Je prends place dans un fauteuil à bascule en rotin et je fais disparaître la cigarette en souffrance derrière ma pochette.
− Je n’ai jamais eu affaire à un détective privé, monsieur Marlowe. J’ignore tout de cette profession. Vos références me semblent satisfaisantes. Quel est votre tarif ?

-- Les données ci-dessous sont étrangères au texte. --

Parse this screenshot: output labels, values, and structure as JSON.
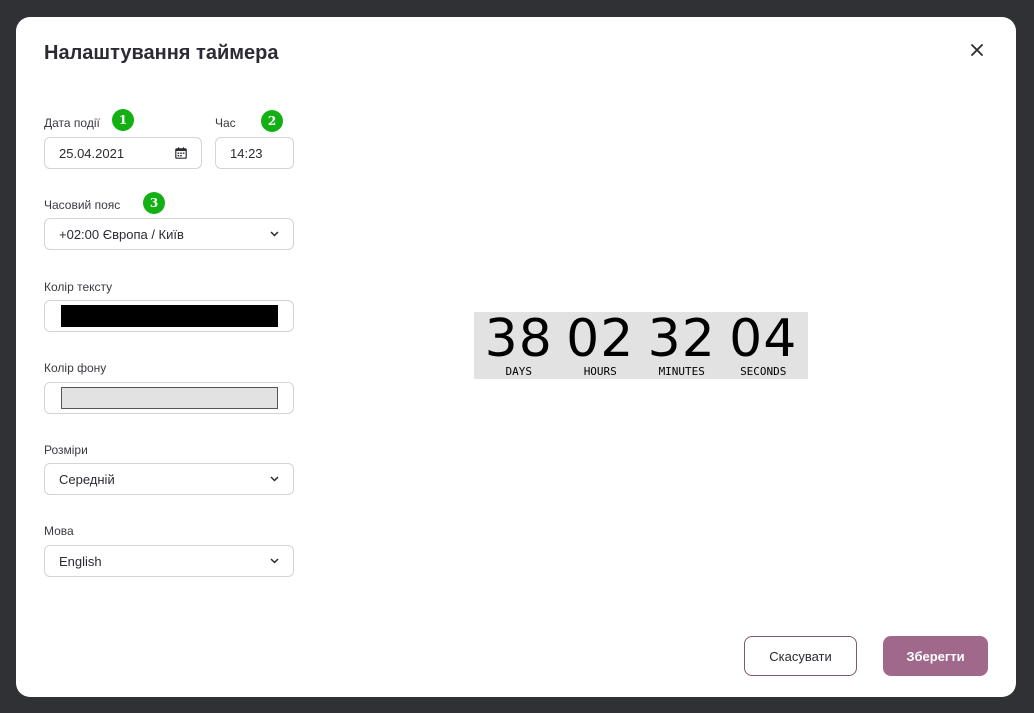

− Pour faire quoi, madame Murdock ?
− Il s’agit évidemment d’une affaire très confidentielle. Rien à voir avec la police. Si c’était une affaire qui concerne la police, c’est à la police que je me serais adressée.
− Je prends vingt-cinq dollars par jour, madame Murdock. Plus les frais évidemment.
− Cela me paraît cher. Vous devez gagner beaucoup d’argent.
Elle s’envoie une autre lampée de porto. Je n’aime pas le porto par temps chaud, mais c’est agréable de pouvoir refuser.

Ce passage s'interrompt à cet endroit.